Рассохшийся паркет разнозвучно отвечает на стук Машиных каблуков. Сводчатый потолок подхватывает этот стук, после чего стук перестает быть просто стуком, ритмическое эхо: там-там… тэтам, там-там… тэтам…
— Все страдаешь? — В избытке тактичности Машку не упрекнешь. — Фу, упрела вся! И чего несусь, сама не знаю. С ума сойти можно. Сердце сейчас выскочит. — Маша прислоняется к стене, чуточку закатывает глаза. — Вот жизнь… Все строим, строим, рапортуем, перевыполняем, а приличного лифчика купить невозможно… На кого они шьют? В каком веке? Всю субботу потратила — ничего… Куда только не ездила! Нинка Яковлева в Ленинград собирается, так и ей наказала… Пять штук пусть купит. Там, говорят, рижские бывают: не то на поролоне, не то на китовом усе. Тебе не надо?
— Нет, не надо…
— Ну рассказывай. Чего звала-то? Случилось что?
— Ничего не случилось… Просто на душе неспокойно…
— Ха… на душе… Душа, милая, как плохая обувь, и трет, и жмет, дождь прошел — промокает. Лучше босиком ходить. У тебя голова есть. А она, между прочим, думать должна. Опять поссорились?
— Не совсем. Мы просто помириться не можем.
— Ну, Константиновна, ты даешь! Я бы такого парня на руках носила.
— Маша, ведь ты же ничего не знаешь!
— Тогда рассказывай. А то затеяла: знаешь, понимаешь, мне кажется, я чувствую…
— Видишь ли, у меня такое впечатление, будто он меня с кем-то все время сравнивает. — Ада всхлипнула, отвернулась.
— Ну чего ты ревешь?.. Сравнивает! Экая забота… Ты баба красивая. Тебе терять нечего. Подумаешь, сравнивает. Он что, кого на стороне завел?
— Не знаю, ничего не знаю. — Ада опустилась на подоконник, еще раз предупредительно всхлипнула и заревела в полный голос. — Я думала, он такой романтичный, чистый… а он…
— Эх, милая, все мы ждем своего принца… наверное, где-то они и есть. Да нам что-то не попадаются… Дескать, вот откроется дверь, встанет он на пороге. Стройный, как Гамлет, легкий поклон: «Здравствуйте, ваше высочество. Я принц. Мне сказывали, вы меня ждете». Поднял на руки и понес. И все. А кругом охи, ахи: «Слыхали, принц объявился». — Маша стоит, мечтательно прикрыв глаза, и снова повторяет: — «Здравствуйте, ваше высочество…» Н-да. Только все это товарищ Андерсен выдумал. Принцы нынче не те. Им чтоб суп был в меру перчен, и рубашка накрахмалена, и в постели чтоб скучно не было. Век такой, шибко материальный. Ничего не поделаешь.
— Ну при чем тут век? У меня такое чувство, будто он что-то недоговаривает, тяготится необходимостью говорить со мной. Часами сидим в одной комнате и молчим. Послушай, может быть, я помеха ему? У него какие-то честолюбивые замыслы, он день и ночь пропадает на работе.

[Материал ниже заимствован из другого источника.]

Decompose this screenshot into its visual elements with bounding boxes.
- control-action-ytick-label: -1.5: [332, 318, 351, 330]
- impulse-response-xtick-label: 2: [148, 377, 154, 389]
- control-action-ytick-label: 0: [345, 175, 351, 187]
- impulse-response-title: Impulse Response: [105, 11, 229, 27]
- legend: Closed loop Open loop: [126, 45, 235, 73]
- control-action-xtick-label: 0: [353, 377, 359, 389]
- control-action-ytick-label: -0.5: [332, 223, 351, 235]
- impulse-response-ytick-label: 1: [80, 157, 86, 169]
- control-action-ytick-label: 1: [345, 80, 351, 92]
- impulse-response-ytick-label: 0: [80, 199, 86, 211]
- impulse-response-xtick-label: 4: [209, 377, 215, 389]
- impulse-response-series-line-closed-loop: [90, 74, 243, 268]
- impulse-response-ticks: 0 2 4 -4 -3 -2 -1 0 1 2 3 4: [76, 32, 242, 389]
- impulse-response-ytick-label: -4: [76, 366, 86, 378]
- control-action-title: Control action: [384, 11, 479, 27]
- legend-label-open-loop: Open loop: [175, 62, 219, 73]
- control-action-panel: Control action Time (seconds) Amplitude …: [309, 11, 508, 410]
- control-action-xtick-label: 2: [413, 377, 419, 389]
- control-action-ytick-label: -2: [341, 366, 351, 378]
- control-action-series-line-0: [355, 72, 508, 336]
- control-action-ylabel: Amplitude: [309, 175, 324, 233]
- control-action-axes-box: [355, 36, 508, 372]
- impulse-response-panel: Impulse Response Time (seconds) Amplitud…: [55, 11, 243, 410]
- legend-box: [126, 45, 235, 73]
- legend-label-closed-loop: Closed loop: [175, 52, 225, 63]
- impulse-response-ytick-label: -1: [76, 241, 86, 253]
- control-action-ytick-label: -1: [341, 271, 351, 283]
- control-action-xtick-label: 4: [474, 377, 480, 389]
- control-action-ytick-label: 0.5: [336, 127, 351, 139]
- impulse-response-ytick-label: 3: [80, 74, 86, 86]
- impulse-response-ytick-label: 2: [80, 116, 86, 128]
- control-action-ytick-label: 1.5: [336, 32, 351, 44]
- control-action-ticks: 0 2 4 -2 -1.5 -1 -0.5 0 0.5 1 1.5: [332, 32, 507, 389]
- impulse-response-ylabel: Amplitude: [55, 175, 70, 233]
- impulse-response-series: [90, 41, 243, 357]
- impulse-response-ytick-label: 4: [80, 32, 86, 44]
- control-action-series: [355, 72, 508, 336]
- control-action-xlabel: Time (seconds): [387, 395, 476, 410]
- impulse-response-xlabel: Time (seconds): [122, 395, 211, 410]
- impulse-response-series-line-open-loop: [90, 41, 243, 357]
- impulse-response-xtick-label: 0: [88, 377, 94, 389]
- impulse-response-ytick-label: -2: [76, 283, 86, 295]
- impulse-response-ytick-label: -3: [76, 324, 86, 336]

— Охо-хо-хо! — Маша сложила руки на груди. — Скажи хоть, он тебе писал?
— Когда?
— Вот тебе раз, «когда»! Южную эпопею забыла?
— А-а… Писал.
— А ты?
— Я… Нет. Ты же сама советовала: «Их надо держать в черном теле».
— Советовала, — соглашается Маша. — Да все разве угадаешь? Может, он тоже с приветом.
Ада комкает платок, попеременно прикладывает его то к одному, то к другому глазу.
— А в праздники? Ты в свою Вологду, а мы ведь в Таллин настроились. Отличная компания подобралась — шесть человек. Полдня упрашивала. «Поедем, — говорю, — отдохнешь, развеешься».
— Ну…
— Даже внимания не обратил. «Поезжай, — говорит, — Таллин прекрасный город. А я не могу — срочная работа».
— А ты?
— Я… не выдержала, взорвалась, обозвала эгоистом. Потом разревелась. Неужели надо было пожениться, чтобы у человека пропало всякое желание быть вместе?
— Ну чего ты хнычешь? Коли разлад, согласия не выплачешь. Тут думать надо. Ну обругала ты его, накричала. А он?
— Он… он… Бегает по комнате, сжал голову руками. «Не то, не то ты говоришь. Есть высшая цель, к ней должны идти вместе, рука об руку».
— Господи, достоевщина какая-то! Ну бог с ним. Он остался — ты уехала. А с тобой кто?
— Ты их знаешь, Гоша, Вилорий… Ира.
— Ах, эти… — Маша зевнула, стыдливо прикрыв рот. — Неудачники?